Si Collection, Upper Volume
Radical: Water (shuǐ)
Page 614, Entry 12
Pronounced tian. It is the name of a river. According to the Explaining Graphs and Analyzing Characters (Shuowen Jiezi), this river originates in Huguan and flows east into the Qi River. Another interpretation in the same text defines it as meaning to increase, with the same meaning as the character for add. Xu Xuan notes that people have now created a separate character for add, which is incorrect.
Pronounced zhan. It means to dampen or moisten. In the Records of the Grand Historian (Shiji), Biography of the Jesters, it mentions the setting of a banquet when it began to rain, leaving the guards by the stairs cold and wet. In the Biography of Chancellor Chen, it describes sweat soaking through one's back; this meaning is also equivalent to the variant character zhan.
It is also interchangeable with the character chan. In the Book of Rites (Liji), record of Tan Gong, Guo Zhaoxi states: When I performed funeral rites, I personally observed the proceedings. Here, the character is pronounced and used like chan, meaning to observe.

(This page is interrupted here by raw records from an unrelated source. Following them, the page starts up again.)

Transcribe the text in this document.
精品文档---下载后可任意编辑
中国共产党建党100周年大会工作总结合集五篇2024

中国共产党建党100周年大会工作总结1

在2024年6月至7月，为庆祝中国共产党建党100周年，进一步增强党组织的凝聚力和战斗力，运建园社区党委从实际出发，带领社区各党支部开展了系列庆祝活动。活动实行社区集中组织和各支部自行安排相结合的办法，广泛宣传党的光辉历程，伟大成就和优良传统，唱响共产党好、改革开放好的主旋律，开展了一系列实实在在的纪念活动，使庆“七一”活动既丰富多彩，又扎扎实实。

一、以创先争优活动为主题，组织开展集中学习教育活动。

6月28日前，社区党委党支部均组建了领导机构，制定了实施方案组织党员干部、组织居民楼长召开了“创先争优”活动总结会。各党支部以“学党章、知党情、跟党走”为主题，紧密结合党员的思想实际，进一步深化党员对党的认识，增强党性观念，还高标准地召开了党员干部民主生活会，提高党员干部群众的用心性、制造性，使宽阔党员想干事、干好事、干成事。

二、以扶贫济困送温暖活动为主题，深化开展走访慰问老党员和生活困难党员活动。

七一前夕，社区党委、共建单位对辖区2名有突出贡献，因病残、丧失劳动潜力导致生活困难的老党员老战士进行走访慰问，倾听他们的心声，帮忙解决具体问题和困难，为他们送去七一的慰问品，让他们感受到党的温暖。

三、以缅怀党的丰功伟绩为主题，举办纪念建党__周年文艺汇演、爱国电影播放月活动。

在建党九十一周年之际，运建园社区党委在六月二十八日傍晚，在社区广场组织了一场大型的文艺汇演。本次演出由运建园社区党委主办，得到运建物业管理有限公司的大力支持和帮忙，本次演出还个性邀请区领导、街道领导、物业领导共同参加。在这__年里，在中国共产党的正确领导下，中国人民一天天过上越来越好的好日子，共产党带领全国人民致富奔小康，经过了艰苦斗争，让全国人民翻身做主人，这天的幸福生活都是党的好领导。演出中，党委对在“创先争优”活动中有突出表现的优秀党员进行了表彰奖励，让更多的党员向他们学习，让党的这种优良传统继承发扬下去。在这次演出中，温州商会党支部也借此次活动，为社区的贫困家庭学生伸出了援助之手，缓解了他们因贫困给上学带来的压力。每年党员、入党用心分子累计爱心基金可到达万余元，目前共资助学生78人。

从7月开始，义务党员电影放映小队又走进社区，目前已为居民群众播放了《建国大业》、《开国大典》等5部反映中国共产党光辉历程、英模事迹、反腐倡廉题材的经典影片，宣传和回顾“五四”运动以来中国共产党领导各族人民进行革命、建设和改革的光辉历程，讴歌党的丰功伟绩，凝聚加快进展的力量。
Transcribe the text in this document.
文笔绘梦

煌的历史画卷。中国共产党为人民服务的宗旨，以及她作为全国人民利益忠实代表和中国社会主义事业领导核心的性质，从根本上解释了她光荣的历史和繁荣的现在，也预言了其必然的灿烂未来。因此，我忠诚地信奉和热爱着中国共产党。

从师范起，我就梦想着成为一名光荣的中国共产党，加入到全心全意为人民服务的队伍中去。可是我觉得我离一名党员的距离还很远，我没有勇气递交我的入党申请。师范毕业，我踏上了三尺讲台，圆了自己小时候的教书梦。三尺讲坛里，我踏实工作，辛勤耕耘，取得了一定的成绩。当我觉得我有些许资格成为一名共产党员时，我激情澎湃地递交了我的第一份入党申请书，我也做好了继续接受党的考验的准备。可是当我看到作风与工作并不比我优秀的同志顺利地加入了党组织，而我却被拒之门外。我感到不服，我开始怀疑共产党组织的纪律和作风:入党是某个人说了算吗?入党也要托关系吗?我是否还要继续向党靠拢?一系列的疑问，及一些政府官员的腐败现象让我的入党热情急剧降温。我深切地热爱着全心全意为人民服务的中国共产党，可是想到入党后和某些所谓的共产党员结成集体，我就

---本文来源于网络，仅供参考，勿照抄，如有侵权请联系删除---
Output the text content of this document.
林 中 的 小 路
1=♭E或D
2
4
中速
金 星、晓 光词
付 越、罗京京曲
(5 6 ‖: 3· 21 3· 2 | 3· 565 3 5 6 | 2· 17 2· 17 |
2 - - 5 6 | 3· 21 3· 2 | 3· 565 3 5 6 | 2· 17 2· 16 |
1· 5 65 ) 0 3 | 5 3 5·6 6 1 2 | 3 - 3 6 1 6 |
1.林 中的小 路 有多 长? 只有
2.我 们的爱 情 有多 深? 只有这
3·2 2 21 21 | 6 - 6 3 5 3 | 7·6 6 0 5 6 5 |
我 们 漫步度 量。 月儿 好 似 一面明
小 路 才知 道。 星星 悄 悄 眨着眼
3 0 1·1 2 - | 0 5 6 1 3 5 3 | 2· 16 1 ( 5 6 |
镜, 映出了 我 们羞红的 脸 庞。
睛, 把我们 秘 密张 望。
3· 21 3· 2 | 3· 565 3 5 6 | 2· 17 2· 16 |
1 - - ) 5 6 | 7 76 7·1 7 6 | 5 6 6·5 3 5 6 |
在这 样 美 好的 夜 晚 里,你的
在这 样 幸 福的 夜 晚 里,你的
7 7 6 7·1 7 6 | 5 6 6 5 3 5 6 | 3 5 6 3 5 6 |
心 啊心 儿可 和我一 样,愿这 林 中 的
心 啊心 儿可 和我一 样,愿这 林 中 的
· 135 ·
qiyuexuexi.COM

Pronounced dian. It is also the name of a river. It is also the name of a county located in the Leping region. The Book of Han (Hanshu), Treatise on Geography, records it as belonging to Shangdang Commandery. The Records of Universal Geography (Guangyu Ji) records that Leping County in Taiyuan Prefecture was originally Zhan County during the Han Dynasty.
Pronounced die. The reduplicated form zhanzhan describes the appearance of someone feeling self-satisfied or pleased with themselves. In the Records of the Grand Historian (Shiji), Biography of Marquis Weiqi and Marquis Wu'an, it is used in the phrase self-satisfied (zhanzhan zixi). The commentator Shigu notes that it means frivolous and lacking in gravity. Xu Guang states that the character has a pronunciation of changjian, another of dangdie, and a third interpretation of chizhan.